View Full Version here: : the hottest stars
ispom
29-04-2007, 06:56 PM
todays APOD shows the bug nebula,
http://antwrp.gsfc.nasa.gov/apod/ap070429.html
a planetary whose central star is 250,000 degrees Celsius hot (surface temperature),
what is the hottest stellar surface temperature? May be 1 million degrees?
[1ponders]
30-04-2007, 08:08 AM
If you are talking about main sequence stars on the Hertzsprung-Russell diagram then 50,000k is about the hottest surface. Degenerate stars like White Dwarfs come next (250,000 K + ) and then neutron stars upwards of 3.5 million K.
This isn't taking into account core temperatures.
ispom
30-04-2007, 04:37 PM
well Paul,
so the star inside the planetary is a white dwarf of course...
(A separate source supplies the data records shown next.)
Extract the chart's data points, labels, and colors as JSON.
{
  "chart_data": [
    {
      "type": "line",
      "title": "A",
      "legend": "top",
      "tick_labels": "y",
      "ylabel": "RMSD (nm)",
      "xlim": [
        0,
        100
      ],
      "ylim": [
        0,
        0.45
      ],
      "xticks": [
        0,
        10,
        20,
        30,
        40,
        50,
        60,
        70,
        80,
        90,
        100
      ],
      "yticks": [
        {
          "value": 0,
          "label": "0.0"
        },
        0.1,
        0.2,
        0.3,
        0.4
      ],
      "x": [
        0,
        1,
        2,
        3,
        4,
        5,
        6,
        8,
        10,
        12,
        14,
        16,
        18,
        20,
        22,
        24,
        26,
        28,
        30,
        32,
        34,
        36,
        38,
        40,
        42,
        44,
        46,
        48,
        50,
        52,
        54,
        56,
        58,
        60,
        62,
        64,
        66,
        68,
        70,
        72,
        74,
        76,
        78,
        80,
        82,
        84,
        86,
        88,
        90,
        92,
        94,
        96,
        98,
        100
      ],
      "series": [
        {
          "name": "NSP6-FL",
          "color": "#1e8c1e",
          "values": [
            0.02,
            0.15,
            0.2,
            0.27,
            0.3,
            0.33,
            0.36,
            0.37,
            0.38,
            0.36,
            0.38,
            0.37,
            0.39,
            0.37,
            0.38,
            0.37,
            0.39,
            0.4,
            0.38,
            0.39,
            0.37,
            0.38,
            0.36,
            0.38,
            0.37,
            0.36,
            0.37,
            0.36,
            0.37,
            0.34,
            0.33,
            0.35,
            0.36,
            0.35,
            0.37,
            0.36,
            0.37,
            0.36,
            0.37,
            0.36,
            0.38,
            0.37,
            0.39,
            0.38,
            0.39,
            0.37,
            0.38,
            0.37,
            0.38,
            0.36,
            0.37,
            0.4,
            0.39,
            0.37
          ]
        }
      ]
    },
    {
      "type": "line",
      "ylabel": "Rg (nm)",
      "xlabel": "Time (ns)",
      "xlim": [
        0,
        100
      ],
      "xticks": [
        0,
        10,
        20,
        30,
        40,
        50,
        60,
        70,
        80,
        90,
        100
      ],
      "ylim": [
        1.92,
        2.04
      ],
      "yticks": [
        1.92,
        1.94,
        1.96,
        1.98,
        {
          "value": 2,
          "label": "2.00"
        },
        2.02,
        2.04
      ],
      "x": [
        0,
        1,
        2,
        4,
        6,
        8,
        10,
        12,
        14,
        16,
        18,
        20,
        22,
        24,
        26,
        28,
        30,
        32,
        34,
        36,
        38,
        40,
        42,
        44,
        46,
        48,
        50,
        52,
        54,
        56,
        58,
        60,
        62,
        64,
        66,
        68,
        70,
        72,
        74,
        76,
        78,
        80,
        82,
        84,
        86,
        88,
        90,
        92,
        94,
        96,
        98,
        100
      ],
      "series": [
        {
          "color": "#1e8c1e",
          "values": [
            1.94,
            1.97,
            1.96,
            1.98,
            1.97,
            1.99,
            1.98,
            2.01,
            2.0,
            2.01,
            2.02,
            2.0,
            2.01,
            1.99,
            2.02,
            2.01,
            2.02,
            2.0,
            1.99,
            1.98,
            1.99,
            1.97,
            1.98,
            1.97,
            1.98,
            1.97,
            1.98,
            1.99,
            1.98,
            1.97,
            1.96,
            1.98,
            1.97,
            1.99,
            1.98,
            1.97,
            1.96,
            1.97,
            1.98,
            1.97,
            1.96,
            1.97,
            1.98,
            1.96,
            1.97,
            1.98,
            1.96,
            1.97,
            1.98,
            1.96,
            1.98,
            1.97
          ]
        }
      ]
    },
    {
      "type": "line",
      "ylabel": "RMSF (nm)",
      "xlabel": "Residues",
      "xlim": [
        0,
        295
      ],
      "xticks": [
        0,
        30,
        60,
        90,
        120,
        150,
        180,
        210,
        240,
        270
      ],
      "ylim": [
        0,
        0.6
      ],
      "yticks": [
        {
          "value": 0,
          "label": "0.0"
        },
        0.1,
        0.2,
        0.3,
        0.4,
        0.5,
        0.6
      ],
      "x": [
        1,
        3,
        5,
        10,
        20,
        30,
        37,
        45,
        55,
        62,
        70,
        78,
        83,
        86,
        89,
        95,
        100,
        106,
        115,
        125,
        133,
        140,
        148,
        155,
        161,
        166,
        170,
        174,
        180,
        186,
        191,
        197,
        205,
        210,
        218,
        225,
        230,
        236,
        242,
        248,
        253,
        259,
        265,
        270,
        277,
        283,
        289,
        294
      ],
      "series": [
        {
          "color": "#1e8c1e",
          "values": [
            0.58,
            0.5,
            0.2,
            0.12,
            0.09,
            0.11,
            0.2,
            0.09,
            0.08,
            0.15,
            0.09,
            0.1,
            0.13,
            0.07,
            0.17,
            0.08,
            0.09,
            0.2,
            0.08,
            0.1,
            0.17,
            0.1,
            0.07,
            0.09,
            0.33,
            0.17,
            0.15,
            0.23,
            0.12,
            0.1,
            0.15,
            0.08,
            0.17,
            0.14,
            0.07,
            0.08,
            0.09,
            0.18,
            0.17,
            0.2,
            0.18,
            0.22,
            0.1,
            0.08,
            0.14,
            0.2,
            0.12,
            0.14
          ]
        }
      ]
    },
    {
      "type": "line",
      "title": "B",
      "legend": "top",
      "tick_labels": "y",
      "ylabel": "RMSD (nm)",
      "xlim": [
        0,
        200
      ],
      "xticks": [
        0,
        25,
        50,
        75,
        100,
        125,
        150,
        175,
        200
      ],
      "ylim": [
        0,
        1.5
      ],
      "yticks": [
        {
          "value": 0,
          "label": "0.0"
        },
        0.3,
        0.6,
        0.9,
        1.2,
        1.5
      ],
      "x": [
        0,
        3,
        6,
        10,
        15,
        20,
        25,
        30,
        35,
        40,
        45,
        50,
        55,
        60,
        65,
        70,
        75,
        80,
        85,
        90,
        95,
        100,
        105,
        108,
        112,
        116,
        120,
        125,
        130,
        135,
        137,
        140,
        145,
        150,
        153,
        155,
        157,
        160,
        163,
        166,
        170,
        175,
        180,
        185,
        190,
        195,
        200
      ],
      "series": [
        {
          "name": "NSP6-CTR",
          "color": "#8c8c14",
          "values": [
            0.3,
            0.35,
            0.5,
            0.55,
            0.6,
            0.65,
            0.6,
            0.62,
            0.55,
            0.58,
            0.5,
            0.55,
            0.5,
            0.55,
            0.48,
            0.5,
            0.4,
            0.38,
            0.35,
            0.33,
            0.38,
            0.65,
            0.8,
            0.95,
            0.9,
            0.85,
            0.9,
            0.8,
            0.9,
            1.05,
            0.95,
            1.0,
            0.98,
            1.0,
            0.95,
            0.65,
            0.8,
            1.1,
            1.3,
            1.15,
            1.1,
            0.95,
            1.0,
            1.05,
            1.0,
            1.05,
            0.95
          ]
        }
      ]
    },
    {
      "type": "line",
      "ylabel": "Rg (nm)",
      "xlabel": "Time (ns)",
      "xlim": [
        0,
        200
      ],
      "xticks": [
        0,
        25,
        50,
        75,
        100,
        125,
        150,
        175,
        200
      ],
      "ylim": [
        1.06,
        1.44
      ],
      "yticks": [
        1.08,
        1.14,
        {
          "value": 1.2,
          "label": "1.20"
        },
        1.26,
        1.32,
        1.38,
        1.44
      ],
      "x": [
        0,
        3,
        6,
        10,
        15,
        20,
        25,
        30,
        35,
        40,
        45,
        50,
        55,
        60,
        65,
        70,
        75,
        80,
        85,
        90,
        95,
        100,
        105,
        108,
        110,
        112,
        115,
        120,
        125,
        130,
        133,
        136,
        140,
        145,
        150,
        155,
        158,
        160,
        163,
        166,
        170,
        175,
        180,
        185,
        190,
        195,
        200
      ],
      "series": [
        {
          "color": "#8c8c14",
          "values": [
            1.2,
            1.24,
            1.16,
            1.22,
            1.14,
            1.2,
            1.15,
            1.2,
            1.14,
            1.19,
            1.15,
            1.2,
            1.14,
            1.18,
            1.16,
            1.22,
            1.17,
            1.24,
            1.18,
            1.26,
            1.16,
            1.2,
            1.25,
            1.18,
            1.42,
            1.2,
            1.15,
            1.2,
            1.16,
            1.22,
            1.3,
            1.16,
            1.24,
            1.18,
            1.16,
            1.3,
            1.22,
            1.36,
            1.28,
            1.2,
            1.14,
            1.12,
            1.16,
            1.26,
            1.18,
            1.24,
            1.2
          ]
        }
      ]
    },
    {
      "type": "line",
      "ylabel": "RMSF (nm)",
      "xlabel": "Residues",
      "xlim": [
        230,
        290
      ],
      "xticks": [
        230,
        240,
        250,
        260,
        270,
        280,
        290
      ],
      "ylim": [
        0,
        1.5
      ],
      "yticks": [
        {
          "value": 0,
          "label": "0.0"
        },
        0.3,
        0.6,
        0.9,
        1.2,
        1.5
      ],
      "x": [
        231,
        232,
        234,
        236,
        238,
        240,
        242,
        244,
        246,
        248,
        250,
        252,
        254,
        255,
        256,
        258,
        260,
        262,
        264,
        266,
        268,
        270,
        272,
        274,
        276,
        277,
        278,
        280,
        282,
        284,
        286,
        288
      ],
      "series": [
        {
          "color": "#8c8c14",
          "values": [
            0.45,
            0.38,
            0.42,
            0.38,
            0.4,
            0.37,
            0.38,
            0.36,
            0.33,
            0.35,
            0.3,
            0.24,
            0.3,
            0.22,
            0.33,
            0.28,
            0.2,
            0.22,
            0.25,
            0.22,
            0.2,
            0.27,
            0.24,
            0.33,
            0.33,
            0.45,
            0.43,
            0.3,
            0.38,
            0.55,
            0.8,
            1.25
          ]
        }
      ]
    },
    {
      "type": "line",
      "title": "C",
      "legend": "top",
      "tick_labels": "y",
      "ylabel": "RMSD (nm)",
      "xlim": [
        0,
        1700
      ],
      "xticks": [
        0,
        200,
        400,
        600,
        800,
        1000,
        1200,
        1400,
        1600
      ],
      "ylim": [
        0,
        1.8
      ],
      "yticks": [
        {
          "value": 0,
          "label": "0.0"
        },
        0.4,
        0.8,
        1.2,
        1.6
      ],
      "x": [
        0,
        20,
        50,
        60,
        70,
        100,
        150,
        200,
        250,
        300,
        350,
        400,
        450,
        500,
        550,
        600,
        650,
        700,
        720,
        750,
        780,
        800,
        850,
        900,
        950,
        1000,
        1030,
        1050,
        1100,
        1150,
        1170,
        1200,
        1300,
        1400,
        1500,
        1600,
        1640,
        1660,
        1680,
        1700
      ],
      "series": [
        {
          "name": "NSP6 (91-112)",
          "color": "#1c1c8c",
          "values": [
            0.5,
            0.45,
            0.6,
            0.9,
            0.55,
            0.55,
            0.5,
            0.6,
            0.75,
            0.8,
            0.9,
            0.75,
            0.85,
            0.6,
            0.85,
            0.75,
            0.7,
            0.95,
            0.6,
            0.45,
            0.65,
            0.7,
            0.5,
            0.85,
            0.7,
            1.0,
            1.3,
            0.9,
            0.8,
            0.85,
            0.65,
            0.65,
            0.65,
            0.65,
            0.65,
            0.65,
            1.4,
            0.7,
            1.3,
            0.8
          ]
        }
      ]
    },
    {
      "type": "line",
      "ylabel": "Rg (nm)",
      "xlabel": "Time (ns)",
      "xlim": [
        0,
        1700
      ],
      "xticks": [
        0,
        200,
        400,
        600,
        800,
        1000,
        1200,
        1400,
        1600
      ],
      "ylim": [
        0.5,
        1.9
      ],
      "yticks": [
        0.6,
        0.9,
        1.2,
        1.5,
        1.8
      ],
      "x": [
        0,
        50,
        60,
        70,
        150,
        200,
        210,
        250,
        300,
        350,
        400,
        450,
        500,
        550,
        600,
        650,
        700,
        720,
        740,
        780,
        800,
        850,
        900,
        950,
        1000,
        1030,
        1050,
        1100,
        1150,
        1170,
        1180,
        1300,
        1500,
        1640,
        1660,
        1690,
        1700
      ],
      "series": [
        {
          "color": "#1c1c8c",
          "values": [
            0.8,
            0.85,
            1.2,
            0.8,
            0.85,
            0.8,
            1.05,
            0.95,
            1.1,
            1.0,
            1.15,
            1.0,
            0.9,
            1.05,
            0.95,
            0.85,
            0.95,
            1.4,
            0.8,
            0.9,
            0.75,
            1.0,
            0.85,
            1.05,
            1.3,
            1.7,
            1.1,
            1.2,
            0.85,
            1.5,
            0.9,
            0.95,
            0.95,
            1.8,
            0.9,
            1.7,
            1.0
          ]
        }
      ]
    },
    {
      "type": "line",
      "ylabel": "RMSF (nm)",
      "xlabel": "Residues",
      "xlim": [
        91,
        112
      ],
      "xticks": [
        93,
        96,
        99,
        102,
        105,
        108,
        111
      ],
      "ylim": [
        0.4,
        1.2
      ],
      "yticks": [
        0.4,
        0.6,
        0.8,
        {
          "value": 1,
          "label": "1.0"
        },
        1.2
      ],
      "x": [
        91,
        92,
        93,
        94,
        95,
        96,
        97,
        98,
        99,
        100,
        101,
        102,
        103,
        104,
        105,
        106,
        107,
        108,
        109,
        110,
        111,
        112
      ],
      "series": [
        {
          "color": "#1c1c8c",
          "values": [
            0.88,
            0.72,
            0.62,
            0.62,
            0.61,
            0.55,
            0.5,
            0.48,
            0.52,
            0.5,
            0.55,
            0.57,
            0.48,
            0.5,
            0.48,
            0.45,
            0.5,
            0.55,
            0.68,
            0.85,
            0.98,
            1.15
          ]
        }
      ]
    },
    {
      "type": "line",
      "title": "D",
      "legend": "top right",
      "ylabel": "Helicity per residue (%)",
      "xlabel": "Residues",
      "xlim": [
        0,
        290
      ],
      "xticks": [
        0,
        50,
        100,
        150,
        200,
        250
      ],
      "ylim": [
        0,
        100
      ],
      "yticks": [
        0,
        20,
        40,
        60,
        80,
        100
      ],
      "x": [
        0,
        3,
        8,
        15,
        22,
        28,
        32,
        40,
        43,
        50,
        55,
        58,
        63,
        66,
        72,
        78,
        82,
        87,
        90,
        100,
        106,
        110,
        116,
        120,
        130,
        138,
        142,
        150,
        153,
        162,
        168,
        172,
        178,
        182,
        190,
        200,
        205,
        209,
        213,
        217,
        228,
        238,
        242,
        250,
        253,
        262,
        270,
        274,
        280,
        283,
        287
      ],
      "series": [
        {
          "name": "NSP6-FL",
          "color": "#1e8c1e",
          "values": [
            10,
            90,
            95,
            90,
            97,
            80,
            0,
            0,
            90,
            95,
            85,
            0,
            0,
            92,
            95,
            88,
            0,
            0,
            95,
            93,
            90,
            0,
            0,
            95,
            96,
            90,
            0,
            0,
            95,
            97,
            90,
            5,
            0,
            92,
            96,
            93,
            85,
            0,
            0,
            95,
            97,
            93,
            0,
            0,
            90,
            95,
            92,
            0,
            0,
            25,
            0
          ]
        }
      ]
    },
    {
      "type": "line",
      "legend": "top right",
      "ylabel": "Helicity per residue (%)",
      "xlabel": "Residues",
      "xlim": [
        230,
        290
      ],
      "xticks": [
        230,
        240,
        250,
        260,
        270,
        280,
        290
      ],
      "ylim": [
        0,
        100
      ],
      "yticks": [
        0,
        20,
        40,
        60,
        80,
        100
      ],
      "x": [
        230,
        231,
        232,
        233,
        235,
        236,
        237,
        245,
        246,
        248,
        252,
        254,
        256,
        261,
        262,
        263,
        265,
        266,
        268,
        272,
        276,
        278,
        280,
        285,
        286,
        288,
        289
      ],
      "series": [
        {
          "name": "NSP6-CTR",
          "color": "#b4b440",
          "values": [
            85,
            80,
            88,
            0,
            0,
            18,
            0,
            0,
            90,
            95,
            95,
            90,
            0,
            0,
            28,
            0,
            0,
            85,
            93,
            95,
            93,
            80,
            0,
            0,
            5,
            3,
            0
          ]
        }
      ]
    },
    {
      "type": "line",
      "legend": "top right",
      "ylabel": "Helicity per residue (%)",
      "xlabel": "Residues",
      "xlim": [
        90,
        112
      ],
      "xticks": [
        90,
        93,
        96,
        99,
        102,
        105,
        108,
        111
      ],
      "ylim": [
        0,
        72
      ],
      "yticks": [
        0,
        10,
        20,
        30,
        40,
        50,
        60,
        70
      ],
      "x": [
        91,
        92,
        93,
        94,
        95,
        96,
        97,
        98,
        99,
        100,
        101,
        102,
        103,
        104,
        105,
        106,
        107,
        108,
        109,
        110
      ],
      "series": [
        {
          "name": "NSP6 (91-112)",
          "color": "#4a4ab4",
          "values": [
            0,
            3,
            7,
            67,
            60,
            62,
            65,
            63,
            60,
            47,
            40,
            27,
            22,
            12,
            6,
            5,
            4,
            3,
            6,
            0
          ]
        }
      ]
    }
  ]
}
I see: there is a gap in temperatures between main sequence stars and white dwarfs, no stars with surface temperatures of 100,000 degrees possible,
right?
[1ponders]
30-04-2007, 08:40 PM
Yes and no. The white dwarfs will eventually cool off (passing the 100,000 mark on the way down) to form black dwarfs, but the Universe isn't old enough yet for black dwarf to have occurred.